April 26, 2024


Analysis

Hub Arkush: NFL camps open with celebrations of ‘a return to normal’

But are the coronavirus and the havoc it’s wreaked really in the rearview mirror?

Chicago Bears head coach Matt Nagy, right, talks with general manager Ryan Pace training camp in Bourbonnais before the 2019 season.

LAKE FOREST – NFL training camps across the country opened for all 32 teams Tuesday including the Chicago Bears, and most notably team facilities were open; players, coaches, front office folks and media were all in the same rooms, face-to-face; and your stock in Zoom — if there is such a thing — probably took a nosedive.

But as everyone renewed acquaintances and celebrated another new beginning as well as the perceived “return to normal,” it was impossible to escape the feeling that the biggest story of the coming season could once again be the novel coronavirus.

Asked right out of the box if he expected his club to achieve the NFL’s target of at least 85% of players getting vaccinations, general manager Ryan Pace told us, “Yeah, we feel really good about it, the way it’s gone. The way it’s trending.

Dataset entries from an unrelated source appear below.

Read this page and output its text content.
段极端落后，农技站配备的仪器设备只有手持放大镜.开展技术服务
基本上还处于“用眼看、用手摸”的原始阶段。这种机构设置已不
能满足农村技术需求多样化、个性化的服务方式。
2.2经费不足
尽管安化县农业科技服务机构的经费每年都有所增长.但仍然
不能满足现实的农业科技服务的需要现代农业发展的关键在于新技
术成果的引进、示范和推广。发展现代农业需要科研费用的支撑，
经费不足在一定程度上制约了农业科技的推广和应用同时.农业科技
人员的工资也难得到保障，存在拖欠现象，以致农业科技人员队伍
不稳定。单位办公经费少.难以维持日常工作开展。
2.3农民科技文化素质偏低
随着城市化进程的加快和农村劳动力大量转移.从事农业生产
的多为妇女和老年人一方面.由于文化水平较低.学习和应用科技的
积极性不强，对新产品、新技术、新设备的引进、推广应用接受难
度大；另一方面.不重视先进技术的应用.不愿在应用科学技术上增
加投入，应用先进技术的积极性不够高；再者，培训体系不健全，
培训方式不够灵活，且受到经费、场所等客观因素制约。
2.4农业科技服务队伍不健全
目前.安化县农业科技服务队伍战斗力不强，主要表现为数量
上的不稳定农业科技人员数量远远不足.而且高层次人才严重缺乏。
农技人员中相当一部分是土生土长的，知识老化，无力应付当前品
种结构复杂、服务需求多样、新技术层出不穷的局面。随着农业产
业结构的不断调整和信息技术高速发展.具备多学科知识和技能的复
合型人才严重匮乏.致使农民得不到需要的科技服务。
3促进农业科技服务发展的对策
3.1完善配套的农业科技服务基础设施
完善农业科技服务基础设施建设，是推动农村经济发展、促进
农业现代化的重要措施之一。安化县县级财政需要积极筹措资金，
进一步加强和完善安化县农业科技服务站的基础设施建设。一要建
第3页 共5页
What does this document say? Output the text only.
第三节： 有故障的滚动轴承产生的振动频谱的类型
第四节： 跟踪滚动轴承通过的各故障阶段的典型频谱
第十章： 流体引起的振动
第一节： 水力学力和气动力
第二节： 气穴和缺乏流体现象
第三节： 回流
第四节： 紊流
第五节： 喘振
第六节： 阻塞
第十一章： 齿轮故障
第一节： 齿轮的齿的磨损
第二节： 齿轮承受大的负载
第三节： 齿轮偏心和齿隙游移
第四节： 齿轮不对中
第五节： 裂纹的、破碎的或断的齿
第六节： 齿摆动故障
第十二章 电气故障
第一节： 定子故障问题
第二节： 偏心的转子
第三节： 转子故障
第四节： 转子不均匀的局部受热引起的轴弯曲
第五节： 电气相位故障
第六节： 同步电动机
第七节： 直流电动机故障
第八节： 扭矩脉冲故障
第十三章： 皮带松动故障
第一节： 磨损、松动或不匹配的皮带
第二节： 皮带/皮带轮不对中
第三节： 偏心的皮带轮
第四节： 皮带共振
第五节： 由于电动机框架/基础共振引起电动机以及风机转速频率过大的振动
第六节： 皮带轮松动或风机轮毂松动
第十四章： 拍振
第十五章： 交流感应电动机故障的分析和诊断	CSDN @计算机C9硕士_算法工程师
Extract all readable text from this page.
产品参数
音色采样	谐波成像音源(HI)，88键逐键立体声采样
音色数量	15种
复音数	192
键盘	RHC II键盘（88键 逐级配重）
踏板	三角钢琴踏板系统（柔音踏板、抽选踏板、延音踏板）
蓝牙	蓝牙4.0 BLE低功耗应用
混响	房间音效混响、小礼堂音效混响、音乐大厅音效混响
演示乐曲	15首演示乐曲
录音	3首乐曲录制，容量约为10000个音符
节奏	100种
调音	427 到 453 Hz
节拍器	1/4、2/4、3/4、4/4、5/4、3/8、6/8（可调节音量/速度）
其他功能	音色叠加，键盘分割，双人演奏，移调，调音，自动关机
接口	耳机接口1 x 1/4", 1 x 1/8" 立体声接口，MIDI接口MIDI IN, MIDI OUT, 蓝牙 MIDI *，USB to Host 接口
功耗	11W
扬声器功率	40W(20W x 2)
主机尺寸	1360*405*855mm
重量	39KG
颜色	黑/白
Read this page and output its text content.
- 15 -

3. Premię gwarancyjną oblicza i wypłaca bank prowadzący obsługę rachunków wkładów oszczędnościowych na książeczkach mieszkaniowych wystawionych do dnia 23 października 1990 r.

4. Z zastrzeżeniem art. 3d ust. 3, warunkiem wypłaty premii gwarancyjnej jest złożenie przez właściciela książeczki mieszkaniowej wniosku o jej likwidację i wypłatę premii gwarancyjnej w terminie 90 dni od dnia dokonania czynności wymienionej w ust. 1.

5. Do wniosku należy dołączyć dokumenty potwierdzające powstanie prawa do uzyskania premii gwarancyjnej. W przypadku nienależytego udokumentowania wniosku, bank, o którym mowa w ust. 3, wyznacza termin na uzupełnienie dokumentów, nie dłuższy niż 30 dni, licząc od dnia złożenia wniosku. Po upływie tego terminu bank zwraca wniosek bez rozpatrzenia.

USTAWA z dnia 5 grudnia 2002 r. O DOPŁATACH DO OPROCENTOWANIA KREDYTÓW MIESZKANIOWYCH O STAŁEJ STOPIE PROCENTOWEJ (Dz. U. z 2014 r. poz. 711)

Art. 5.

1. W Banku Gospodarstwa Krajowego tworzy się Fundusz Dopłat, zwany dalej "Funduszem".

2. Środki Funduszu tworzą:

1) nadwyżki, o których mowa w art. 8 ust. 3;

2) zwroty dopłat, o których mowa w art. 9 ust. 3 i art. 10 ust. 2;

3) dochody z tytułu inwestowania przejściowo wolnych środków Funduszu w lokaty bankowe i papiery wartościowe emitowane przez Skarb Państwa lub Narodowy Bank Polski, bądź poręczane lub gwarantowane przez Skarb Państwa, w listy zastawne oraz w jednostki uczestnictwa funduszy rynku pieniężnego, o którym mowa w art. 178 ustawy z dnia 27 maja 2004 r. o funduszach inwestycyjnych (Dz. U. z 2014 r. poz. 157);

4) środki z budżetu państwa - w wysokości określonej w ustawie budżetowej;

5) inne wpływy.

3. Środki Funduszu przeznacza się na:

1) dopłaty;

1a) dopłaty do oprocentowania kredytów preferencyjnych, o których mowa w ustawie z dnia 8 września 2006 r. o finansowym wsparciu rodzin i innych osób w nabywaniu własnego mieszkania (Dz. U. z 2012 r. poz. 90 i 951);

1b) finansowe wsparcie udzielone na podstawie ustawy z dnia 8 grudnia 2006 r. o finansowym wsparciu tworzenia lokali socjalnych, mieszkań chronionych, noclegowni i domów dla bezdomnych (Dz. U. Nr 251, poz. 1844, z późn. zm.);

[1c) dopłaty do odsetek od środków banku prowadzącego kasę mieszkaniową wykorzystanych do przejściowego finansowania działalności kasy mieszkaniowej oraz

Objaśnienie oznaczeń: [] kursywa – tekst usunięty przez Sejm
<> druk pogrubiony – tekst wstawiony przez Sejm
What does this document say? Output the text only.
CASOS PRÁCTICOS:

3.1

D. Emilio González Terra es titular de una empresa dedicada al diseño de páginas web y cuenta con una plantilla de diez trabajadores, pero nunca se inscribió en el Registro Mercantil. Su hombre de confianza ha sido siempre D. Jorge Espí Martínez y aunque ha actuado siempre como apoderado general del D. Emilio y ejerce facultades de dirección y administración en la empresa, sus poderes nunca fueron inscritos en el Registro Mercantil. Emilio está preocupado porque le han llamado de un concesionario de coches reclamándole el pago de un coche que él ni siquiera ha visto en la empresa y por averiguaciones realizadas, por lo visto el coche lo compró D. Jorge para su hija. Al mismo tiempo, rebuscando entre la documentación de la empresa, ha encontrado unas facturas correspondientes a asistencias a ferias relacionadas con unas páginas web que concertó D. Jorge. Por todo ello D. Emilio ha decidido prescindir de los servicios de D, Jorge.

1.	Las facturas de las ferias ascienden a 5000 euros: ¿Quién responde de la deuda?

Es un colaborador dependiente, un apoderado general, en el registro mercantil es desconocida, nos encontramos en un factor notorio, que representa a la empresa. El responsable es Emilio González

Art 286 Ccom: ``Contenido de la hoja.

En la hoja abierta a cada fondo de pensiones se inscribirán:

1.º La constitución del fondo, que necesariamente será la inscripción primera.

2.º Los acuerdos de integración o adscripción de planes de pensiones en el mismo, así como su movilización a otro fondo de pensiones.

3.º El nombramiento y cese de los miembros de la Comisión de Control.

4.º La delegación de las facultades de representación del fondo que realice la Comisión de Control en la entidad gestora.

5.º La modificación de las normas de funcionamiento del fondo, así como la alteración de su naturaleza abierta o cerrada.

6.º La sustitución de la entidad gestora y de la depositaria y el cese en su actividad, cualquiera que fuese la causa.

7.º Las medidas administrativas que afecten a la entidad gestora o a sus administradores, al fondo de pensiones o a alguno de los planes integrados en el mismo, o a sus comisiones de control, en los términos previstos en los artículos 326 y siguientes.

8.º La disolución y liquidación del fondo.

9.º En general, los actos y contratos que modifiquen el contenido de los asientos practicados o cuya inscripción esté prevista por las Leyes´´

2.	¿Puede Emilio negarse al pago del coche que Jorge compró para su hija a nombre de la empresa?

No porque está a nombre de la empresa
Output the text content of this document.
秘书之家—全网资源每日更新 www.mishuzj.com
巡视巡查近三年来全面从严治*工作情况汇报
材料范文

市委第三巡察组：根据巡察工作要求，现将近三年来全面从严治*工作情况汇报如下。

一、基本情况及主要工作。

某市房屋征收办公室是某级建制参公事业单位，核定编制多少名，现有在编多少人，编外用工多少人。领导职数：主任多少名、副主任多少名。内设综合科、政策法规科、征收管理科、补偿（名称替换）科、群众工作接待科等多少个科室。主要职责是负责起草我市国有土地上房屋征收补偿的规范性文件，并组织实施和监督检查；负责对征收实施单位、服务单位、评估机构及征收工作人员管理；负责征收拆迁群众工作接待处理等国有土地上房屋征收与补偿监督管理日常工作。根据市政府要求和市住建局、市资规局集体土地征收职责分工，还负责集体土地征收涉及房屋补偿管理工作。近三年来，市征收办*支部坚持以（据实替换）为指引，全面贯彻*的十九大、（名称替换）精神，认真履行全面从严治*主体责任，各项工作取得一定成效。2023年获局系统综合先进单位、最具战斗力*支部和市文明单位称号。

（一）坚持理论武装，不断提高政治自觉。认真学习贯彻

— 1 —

“Our staff has done an awesome job, starting with Matt communicating with our players, educating our players. So we feel good about that 85% number.”

It’s clear both Pace and head coach Matt Nagy would be a lot happier if all of their players were vaccinated, but knowing that’s unlikely to happen, Nagy talked about the best he can do.

“What we did was we lived by the ‘encourage and educate’ [motto] and try to let them understand the ‘why’ part.

“If we just tell them, ‘Hey, listen, for these different reasons, it can be a lot more convenient in the football world and for these reasons it can be good for you health-wise.’ Everything that everybody went through last year, in 2020, we were all a little bit inconvenienced, because we had to. Now, with the new rules, if you get vaccinated, it’s different.

“But there’s so many different things that go into it, and we just, hey, listen, educate them, and then they make their own decision.”

The obvious question is why doesn’t the league just mandate the shot for everyone?

It isn’t unanimous, but most legal experts believe private business can require their employees to get vaccinated. So why not come as close as they can to guaranteeing a season at worst barely interrupted by COVID-19?

The answer obviously is because much like NFL players, some percentage of America doesn’t believe in and/or want the vaccine. Current polls suggest it’s in the 30% range, and the NFL doesn’t want another “National Anthem Debate” on its hands.

Angering a third of your fan base isn’t particularly good for ticket or merchandise sales or television ratings.

So instead, Roger Goodell and the 32 team owners are trying to thread a very fine needle, allowing players to make their own choice but punishing them severely if they don’t get vaccinated, get sick and cause their team to miss games.

If that happens, the game could be forfeited, and every player on the forfeiting team will lose a game check.

For Allen Robinson, that one check would be a little over $1 million, and for all we know he may be vaccinated.

How would he feel about a hit like that caused by a teammate who could have avoided it if he’d just gotten his shots?

“I can’t go into this trying to force guys or incentivize guys to get a vaccine or something like that to play a game for my sole benefit,” Robinson said.

“Guys have whatever kind of beliefs or understandings that they want to have when it comes to the vaccine, and that is what it is.”

Being the class act that A-Rob is, it’s the answer I should have expected. But how will players around the league feel when it actually happens knowing with what we’ve learned about the virus so far it most likely will?

It could get ugly.

Will teammates end up in endless debate with anti-vaxers trying to avoid a serious loss like that before it happens? Could it become as polarizing as some Democrats and Republicans have become in their political debates?

New starting quarterback Andy Dalton told me, “I think we’ll cross that when it comes to it.”

OK, but what the NFL has done in trying to make everyone happy is create an avenue for real turmoil.

We can only hope it won’t be realized and become the next big scar the virus leaves behind.

Hub Arkush

Hub Arkush

Hub Arkush was the Senior Bears Analyst for Shaw Local News Network and ShawLocal.com.